Monseñor Luis Argüello y la Conferencia Episcopal Española, que se precian de su mansedumbre y delicadeza frente a quienes atacan a la Iglesia, han vuelto a demostrar que, cuando se trata de enfrentarse al pulso de la historia, prefieren blandir una marchita rama de olivo en vez de una espada. La resignificación del Valle de los Caídos, ese templo de piedra que gime entre ecos de rezos y debates, ha dejado claro que la Iglesia española parece más interesada en ser aceptable que en ser fiel.
En su afán por ser políticamente correctos, han escogido el camino más cómodo: el del diálogo sin convicción, la concesión enfermiza y, en última instancia, la rendición. Mientras tanto, la cruz monumental permanece erguida, testigo mudo de cómo quienes debieran defenderla eluden la pelea. Porque, claro, ser firme y enfrentarse a las corrientes adversas requiere más agallas de las que parece haber en abundancia en la actual jerarquía eclesiástica.
Monseñor Argüello, con esa diplomacia suya de manual, ha explicado con serenidad lacayuna el respaldo “total y unánime” de la CEE al proceso. Pero, visto lo visto, uno se pregunta si lo “unánime” no era, más bien, el susurro común de unos señores preocupados por no levantar polvo.

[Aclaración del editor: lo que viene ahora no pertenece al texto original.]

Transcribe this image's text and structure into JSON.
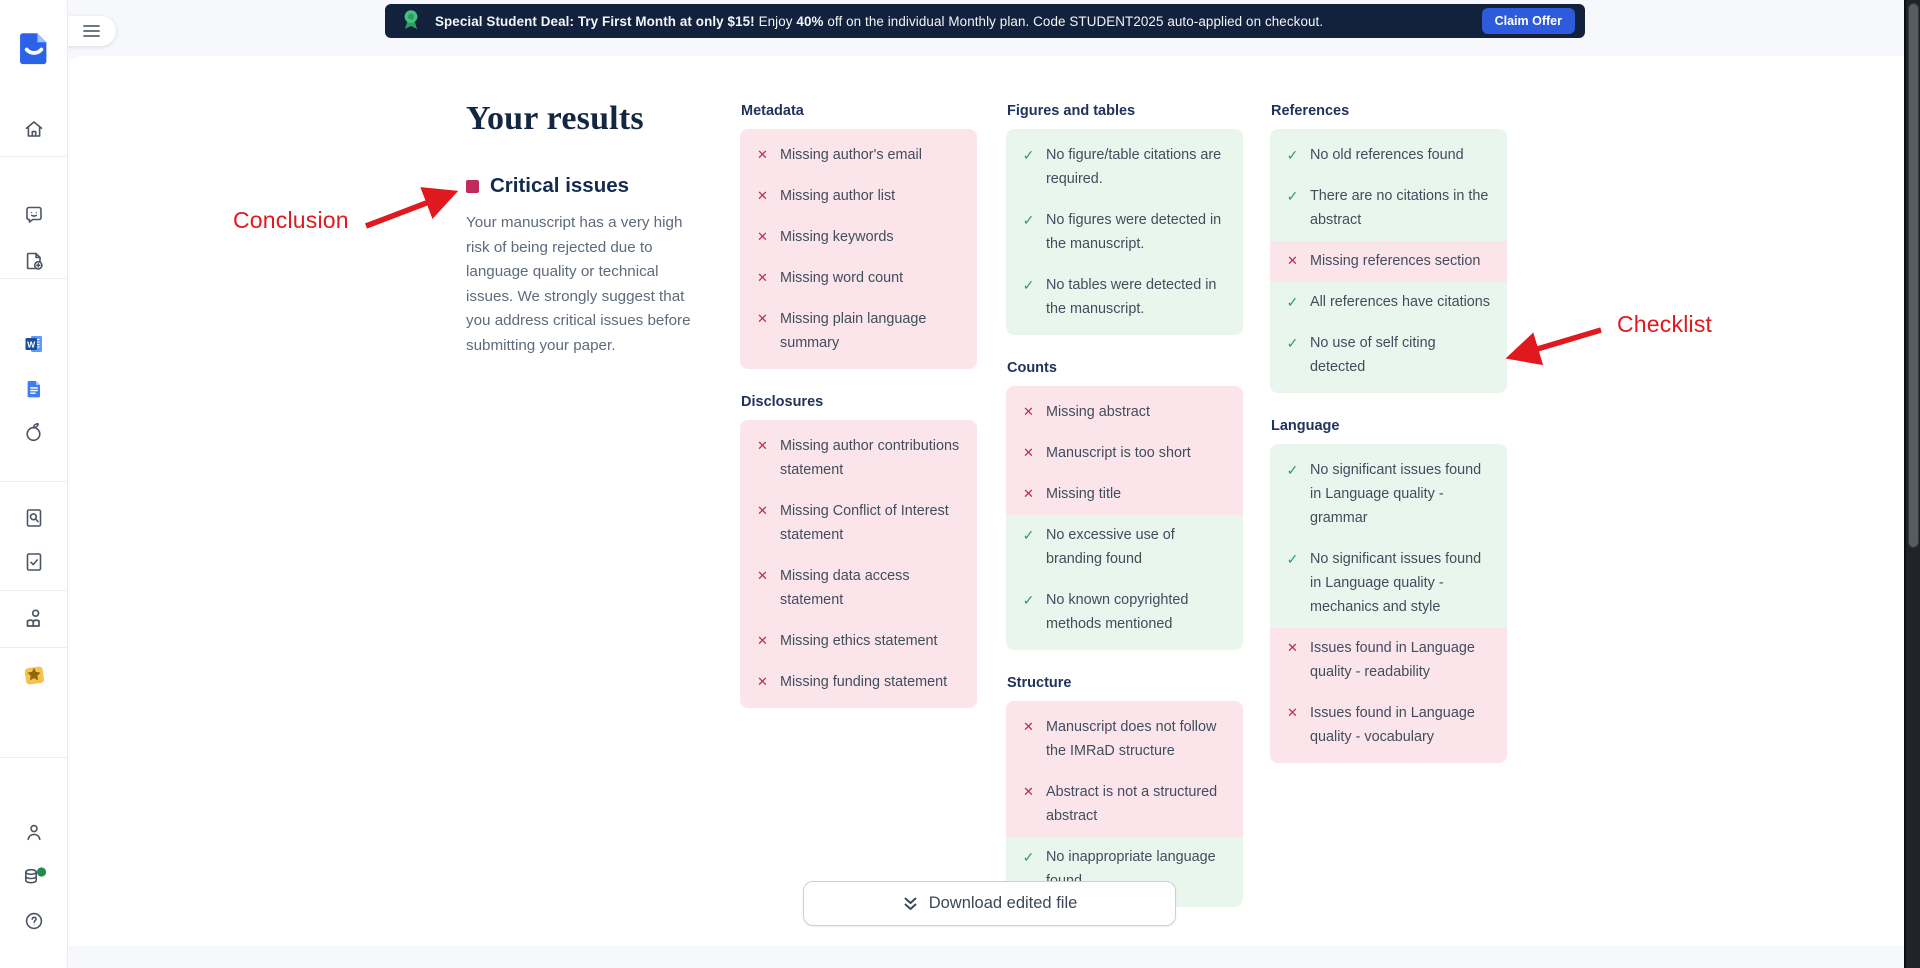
{
  "banner": {
    "ribbon_icon": "award-ribbon-icon",
    "segments": [
      {
        "text": "Special Student Deal: Try First Month at only $15!",
        "bold": true
      },
      {
        "text": " Enjoy ",
        "bold": false
      },
      {
        "text": "40%",
        "bold": true
      },
      {
        "text": " off on the individual Monthly plan. Code STUDENT2025 auto-applied on checkout.",
        "bold": false
      }
    ],
    "claim_button_label": "Claim Offer"
  },
  "sidebar": {
    "icons": [
      {
        "name": "app-logo"
      },
      {
        "name": "home-icon"
      },
      {
        "name": "feedback-chat-icon"
      },
      {
        "name": "new-document-icon"
      },
      {
        "name": "ms-word-icon"
      },
      {
        "name": "google-docs-icon"
      },
      {
        "name": "citrus-icon"
      },
      {
        "name": "document-search-icon"
      },
      {
        "name": "document-check-icon"
      },
      {
        "name": "researcher-icon"
      },
      {
        "name": "premium-star-icon"
      },
      {
        "name": "account-icon"
      },
      {
        "name": "credits-icon"
      },
      {
        "name": "help-icon"
      }
    ]
  },
  "results": {
    "title": "Your results",
    "severity_label": "Critical issues",
    "description": "Your manuscript has a very high risk of being rejected due to language quality or technical issues. We strongly suggest that you address critical issues before submitting your paper."
  },
  "checklist": {
    "columns": [
      {
        "sections": [
          {
            "title": "Metadata",
            "items": [
              {
                "status": "fail",
                "text": "Missing author's email"
              },
              {
                "status": "fail",
                "text": "Missing author list"
              },
              {
                "status": "fail",
                "text": "Missing keywords"
              },
              {
                "status": "fail",
                "text": "Missing word count"
              },
              {
                "status": "fail",
                "text": "Missing plain language summary"
              }
            ]
          },
          {
            "title": "Disclosures",
            "items": [
              {
                "status": "fail",
                "text": "Missing author contributions statement"
              },
              {
                "status": "fail",
                "text": "Missing Conflict of Interest statement"
              },
              {
                "status": "fail",
                "text": "Missing data access statement"
              },
              {
                "status": "fail",
                "text": "Missing ethics statement"
              },
              {
                "status": "fail",
                "text": "Missing funding statement"
              }
            ]
          }
        ]
      },
      {
        "sections": [
          {
            "title": "Figures and tables",
            "items": [
              {
                "status": "pass",
                "text": "No figure/table citations are required."
              },
              {
                "status": "pass",
                "text": "No figures were detected in the manuscript."
              },
              {
                "status": "pass",
                "text": "No tables were detected in the manuscript."
              }
            ]
          },
          {
            "title": "Counts",
            "items": [
              {
                "status": "fail",
                "text": "Missing abstract"
              },
              {
                "status": "fail",
                "text": "Manuscript is too short"
              },
              {
                "status": "fail",
                "text": "Missing title"
              },
              {
                "status": "pass",
                "text": "No excessive use of branding found"
              },
              {
                "status": "pass",
                "text": "No known copyrighted methods mentioned"
              }
            ]
          },
          {
            "title": "Structure",
            "items": [
              {
                "status": "fail",
                "text": "Manuscript does not follow the IMRaD structure"
              },
              {
                "status": "fail",
                "text": "Abstract is not a structured abstract"
              },
              {
                "status": "pass",
                "text": "No inappropriate language found"
              }
            ]
          }
        ]
      },
      {
        "sections": [
          {
            "title": "References",
            "items": [
              {
                "status": "pass",
                "text": "No old references found"
              },
              {
                "status": "pass",
                "text": "There are no citations in the abstract"
              },
              {
                "status": "fail",
                "text": "Missing references section"
              },
              {
                "status": "pass",
                "text": "All references have citations"
              },
              {
                "status": "pass",
                "text": "No use of self citing detected"
              }
            ]
          },
          {
            "title": "Language",
            "items": [
              {
                "status": "pass",
                "text": "No significant issues found in Language quality - grammar"
              },
              {
                "status": "pass",
                "text": "No significant issues found in Language quality - mechanics and style"
              },
              {
                "status": "fail",
                "text": "Issues found in Language quality - readability"
              },
              {
                "status": "fail",
                "text": "Issues found in Language quality - vocabulary"
              }
            ]
          }
        ]
      }
    ]
  },
  "annotations": {
    "conclusion_label": "Conclusion",
    "checklist_label": "Checklist"
  },
  "download": {
    "label": "Download edited file"
  },
  "colors": {
    "banner_bg": "#13223C",
    "claim_button_blue": "#2E5BDB",
    "pass_green": "#2E9F63",
    "pass_bg": "#E8F6EE",
    "fail_crimson": "#B62D58",
    "fail_bg": "#FBE5EB",
    "severity_square": "#C22A5B",
    "annotation_red": "#E0191E",
    "heading_navy": "#132743"
  }
}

La Iglesia, antaño guía y refugio, parece haber olvidado que su misión no es complacer, sino ser un faro de verdad y convicción, cueste lo que cueste.
Mientras la sociedad se resquebraja entre bandos, mientras los símbolos y valores que una vez definieron una fe son diluidos en el torbellino del relativismo, ahí está la Conferencia Episcopal, repartiendo sonrisas amables y asentimientos vacíos. Y uno no puede evitar pensar en cómo sería todo si, en lugar de tanto protocolo, hubiera un poco más de furia y determinación. Porque defender una basílica no es solo cuidar ladrillos y mortero; es preservar lo que representa. Y ahí, es donde monseñor Argüello y compañía han fallado estrepitosamente.
El Valle de los Caídos seguirá siendo un campo de batalla simbólico, pero parece que la Iglesia ha decidido desertar. Y lo peor no es que lo haga; lo peor es que lo hace con una sonrisa, convencida de que ceder terreno es un acto de paz. Como si la historia perdonara a los tibios.